The technology vendor said that it has struck a deal through Gosford City Council that it describes as a “multi-council arrangement” but was not, at the time of press, able to provide the either the names of the other councils involved or the overall value of the group renewal.
The initiative from councils to band together and collectively hammer out a deal directly with a major multinational technology vendor is significant because larger companies have typically shunned direct selling into the local government sector, leaving deals to be brokered by resellers who add-in significant extra margins.
The deal indicates that the local government sector, at least in NSW, could be muscling up to big tech providers to move from being a price-taker to a price-maker in the same way that the federal government and large corporations leverage their scale to get bargaining power.
The federal government this year forced a licensing price haircut of $100 million on fading giant Microsoft after it found that the price of its software was around 40 per cent higher here than in comparable developed economies.
Cloud computing is not exactly a revelation for local government.

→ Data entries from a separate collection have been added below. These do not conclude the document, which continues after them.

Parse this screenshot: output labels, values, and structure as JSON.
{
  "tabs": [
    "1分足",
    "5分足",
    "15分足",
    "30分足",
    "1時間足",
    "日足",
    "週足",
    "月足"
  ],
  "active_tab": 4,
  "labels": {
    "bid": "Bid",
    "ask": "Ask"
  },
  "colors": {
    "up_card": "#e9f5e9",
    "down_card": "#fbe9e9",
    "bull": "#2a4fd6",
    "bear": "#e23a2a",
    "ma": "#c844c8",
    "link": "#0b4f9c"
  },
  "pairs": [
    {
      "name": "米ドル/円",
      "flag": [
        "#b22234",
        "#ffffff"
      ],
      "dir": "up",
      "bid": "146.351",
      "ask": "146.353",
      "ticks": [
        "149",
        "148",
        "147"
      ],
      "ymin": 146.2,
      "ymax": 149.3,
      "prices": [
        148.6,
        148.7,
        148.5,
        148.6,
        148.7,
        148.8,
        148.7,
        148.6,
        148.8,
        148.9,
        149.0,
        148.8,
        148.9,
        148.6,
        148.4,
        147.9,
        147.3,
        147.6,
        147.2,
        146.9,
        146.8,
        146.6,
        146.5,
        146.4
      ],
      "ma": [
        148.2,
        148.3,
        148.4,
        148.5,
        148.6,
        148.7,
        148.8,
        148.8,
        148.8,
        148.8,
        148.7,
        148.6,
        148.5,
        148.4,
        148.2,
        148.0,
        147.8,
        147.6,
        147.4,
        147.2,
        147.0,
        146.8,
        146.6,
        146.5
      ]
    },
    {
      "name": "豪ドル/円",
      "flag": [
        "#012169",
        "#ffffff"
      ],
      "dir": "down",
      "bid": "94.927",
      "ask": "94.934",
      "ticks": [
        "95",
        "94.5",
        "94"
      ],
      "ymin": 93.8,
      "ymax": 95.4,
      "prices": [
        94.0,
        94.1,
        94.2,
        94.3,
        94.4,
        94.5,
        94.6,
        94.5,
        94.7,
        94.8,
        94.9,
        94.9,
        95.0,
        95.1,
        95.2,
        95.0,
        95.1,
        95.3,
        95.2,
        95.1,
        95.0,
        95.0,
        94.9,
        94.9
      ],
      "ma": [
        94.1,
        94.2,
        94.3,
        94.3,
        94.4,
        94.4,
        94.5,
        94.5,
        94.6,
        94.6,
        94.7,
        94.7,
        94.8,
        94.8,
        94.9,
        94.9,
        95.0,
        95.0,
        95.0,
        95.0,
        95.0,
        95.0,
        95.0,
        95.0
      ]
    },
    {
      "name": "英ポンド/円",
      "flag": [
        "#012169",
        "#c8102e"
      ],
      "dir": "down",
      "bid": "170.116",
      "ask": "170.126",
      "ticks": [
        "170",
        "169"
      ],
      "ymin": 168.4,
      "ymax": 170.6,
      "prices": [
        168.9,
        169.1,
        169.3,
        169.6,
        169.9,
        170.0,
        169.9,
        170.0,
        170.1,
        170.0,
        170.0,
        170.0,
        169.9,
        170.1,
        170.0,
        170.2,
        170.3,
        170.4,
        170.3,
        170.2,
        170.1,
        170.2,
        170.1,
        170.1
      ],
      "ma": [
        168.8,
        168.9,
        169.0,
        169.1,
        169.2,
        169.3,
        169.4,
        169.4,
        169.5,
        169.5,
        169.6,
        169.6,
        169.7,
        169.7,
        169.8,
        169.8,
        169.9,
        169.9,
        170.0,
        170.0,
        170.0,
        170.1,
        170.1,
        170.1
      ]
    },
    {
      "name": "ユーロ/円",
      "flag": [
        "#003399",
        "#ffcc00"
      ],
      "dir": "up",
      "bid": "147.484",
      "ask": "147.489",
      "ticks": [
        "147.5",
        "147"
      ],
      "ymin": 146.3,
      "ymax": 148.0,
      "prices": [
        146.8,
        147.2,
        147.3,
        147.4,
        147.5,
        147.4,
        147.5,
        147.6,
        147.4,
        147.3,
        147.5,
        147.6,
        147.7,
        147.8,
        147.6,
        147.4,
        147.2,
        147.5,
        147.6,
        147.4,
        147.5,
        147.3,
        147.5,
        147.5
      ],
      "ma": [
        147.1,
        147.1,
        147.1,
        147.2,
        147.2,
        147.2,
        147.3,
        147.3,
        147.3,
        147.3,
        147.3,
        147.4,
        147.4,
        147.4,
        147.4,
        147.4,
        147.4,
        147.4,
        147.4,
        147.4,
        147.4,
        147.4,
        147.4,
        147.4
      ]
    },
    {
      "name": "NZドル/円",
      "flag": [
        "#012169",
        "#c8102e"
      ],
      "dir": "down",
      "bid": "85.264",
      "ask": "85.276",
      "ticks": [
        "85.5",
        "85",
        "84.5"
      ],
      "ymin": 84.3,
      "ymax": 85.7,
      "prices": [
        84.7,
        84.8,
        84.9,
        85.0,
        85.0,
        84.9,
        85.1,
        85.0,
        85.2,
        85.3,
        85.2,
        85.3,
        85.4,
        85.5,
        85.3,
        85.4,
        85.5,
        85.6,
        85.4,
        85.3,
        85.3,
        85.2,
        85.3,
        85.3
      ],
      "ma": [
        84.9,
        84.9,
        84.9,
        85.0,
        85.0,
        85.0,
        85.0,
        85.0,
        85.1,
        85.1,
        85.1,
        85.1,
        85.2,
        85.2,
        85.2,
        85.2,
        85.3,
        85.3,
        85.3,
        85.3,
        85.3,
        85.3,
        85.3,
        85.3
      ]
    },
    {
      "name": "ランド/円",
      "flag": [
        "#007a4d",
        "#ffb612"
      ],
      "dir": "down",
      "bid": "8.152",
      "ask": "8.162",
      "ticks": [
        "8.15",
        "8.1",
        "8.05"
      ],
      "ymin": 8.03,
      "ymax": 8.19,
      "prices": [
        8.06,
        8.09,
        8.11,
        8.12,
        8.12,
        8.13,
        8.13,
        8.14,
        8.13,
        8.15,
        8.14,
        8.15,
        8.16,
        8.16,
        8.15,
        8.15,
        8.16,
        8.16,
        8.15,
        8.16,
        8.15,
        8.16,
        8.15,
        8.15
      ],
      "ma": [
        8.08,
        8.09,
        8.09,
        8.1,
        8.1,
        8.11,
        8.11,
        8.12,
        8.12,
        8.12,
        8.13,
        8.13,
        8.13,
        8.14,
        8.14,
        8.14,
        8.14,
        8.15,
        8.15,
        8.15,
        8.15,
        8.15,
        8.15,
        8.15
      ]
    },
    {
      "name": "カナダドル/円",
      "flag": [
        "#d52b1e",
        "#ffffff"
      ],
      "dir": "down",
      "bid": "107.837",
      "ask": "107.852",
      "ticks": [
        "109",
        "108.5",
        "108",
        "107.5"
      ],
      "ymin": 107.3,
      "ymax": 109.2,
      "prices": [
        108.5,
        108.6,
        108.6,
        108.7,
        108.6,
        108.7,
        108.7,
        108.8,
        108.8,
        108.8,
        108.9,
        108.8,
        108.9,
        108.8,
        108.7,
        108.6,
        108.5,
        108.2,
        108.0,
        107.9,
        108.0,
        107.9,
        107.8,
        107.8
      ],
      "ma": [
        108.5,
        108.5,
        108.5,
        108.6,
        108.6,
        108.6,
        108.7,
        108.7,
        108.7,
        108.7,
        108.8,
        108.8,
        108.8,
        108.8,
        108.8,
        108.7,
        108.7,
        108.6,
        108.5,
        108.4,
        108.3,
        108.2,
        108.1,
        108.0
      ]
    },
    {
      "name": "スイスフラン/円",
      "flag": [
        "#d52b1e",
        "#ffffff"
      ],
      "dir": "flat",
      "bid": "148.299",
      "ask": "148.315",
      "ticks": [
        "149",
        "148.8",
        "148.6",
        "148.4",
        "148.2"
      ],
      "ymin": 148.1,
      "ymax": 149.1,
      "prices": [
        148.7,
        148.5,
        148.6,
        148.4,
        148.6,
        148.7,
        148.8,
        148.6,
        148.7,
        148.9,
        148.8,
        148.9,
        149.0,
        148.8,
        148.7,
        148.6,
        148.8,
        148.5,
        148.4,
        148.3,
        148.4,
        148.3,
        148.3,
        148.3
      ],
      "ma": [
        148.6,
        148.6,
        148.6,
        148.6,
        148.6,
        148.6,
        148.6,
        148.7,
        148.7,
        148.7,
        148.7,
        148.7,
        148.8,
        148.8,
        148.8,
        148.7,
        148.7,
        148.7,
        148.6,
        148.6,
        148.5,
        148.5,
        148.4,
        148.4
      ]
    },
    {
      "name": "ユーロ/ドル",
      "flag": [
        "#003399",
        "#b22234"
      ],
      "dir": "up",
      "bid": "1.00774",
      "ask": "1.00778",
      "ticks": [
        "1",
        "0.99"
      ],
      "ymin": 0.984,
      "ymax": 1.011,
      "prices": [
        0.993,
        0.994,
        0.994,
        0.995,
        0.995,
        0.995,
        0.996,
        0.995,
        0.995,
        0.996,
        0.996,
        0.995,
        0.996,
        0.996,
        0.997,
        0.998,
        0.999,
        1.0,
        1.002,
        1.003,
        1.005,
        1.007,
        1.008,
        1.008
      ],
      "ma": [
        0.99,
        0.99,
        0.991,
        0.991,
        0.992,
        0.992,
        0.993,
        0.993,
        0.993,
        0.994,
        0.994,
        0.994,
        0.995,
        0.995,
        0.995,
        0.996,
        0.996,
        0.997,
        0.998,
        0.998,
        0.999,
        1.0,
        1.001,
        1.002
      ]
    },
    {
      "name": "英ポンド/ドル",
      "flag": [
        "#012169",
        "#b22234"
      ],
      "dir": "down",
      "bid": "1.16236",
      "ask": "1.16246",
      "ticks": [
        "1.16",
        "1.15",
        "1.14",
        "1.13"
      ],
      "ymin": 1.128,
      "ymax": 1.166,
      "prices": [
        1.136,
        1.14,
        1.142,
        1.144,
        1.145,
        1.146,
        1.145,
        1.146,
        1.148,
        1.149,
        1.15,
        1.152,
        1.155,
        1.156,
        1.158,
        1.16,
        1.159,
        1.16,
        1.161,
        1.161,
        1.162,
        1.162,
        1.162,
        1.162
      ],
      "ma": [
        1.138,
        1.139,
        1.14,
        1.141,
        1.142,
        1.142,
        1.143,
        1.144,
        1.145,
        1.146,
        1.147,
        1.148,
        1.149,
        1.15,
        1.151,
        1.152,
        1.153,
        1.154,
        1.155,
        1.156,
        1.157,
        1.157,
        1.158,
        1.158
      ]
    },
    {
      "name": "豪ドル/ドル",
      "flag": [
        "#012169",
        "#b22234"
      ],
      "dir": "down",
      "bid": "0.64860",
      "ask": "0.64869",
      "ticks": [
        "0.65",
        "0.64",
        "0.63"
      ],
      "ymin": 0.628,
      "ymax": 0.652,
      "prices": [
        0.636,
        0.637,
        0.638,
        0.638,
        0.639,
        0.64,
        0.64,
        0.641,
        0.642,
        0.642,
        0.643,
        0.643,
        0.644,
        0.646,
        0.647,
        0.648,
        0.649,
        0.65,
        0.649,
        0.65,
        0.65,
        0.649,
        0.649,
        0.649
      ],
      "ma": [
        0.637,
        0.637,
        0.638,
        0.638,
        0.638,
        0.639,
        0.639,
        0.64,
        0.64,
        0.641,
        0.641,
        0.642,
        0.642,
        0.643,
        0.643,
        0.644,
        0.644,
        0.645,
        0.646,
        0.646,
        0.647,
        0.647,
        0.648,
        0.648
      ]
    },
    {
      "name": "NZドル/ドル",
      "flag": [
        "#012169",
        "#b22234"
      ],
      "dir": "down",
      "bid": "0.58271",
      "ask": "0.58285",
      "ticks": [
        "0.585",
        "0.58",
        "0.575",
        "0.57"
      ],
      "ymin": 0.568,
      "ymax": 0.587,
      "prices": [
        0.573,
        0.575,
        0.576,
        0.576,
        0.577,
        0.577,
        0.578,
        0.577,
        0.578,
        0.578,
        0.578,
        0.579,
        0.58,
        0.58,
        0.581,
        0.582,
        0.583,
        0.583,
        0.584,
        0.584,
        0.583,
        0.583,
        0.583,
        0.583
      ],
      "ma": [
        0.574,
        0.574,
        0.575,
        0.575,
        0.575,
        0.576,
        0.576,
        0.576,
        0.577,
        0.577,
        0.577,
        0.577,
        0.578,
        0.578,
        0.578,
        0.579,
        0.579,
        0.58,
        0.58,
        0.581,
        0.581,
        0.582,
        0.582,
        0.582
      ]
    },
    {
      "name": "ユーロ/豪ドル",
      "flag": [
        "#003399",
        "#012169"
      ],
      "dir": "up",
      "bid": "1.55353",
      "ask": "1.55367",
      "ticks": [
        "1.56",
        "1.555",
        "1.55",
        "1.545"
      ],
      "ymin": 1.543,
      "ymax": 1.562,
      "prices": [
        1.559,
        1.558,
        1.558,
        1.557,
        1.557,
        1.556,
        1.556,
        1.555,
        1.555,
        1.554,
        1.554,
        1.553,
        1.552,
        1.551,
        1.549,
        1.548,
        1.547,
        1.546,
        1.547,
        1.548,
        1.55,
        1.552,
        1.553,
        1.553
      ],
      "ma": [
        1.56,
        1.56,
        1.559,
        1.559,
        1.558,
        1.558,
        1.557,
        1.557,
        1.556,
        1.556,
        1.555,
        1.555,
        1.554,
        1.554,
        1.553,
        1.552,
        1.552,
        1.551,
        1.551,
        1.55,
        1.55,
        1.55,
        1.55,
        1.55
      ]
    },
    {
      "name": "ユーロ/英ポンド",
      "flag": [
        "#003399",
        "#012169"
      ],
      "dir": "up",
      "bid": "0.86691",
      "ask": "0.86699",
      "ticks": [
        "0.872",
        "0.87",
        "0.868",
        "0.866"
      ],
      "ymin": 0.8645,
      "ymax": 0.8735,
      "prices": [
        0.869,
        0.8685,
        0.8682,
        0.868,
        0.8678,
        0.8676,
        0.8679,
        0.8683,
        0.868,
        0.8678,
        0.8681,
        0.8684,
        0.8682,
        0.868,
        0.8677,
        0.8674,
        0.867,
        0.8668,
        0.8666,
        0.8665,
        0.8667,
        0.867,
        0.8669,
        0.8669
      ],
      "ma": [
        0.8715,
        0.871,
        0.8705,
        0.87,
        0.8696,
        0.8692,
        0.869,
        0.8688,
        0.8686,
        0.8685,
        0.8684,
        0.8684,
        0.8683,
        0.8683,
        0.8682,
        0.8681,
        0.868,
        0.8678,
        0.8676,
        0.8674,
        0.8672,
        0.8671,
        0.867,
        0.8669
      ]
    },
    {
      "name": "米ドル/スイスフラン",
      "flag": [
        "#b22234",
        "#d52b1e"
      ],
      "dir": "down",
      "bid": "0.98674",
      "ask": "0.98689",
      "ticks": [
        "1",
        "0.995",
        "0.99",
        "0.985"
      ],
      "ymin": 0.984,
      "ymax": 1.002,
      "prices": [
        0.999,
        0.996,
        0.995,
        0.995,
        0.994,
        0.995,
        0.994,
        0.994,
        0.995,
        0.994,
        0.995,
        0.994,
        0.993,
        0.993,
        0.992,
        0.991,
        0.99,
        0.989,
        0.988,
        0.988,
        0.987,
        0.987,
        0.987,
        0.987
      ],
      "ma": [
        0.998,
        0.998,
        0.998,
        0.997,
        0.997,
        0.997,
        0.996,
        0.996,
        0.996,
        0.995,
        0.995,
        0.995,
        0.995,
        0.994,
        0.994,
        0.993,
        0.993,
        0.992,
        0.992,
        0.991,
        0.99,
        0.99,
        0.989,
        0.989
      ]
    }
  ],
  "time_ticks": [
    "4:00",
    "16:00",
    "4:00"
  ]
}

At least 10 councils in Queensland went to the extent of forming their own cloud computing consortium in the wake of massive floods to provide for their own needs and address gaps in the market.
For its part, VMware claims that the collective deal that it has brokered through Gosford could generate as much as $3 million “savings and value” across the state but couldn’t immediately say over what period the savings would be made or what they would consist of.

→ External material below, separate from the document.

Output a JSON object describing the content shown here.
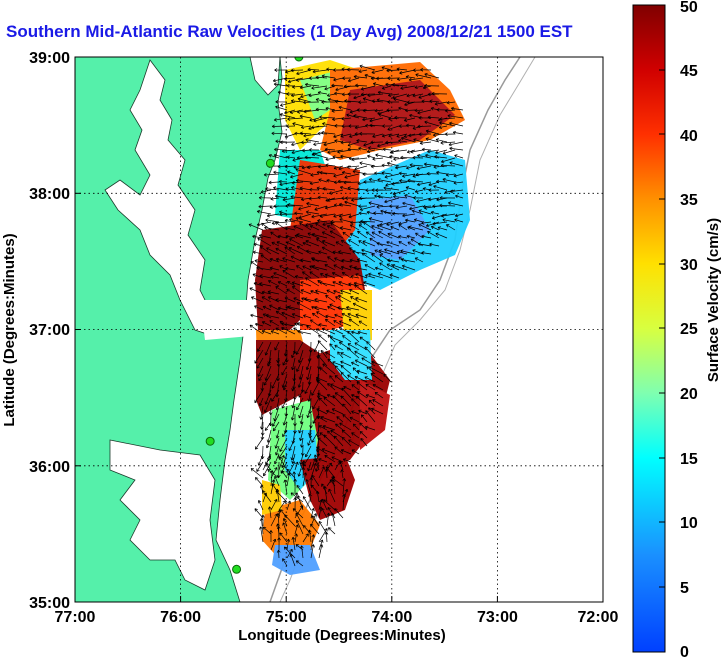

A move to cloud computing platforms, which VMware specialises in, represents an opportunity for potentially huge savings on technology bills for local government because it largely negates the cost of local, capitalised infrastructure by replacing it with utility-style services that are charged as a managed service.
The level of those service charges are typically determined by the volume and timing of computing work that customers put through a provider in the same way that energy companies can offer spot prices.
It might not be able to name, let alone talk for other councils, but VMware still had plenty of product detail on what its deal with Gosford consists of including the ability to see.
“The deal saw Gosford City Council expand its contract to include VMware View for virtual desktops, mobility; and vCentre Operations for cloud and datacentre management. Gosford City Council took the lead on the landmark multi-council deal to help assist Councils in NSW to reduce costs and improve services across the state,” a statement from the company said.
“Gosford City Council drew on its experienced technical and legal teams to broker the multi-council arrangement, which it sees as integral to state-wide goals around government sustainability and service innovation,” VMware said.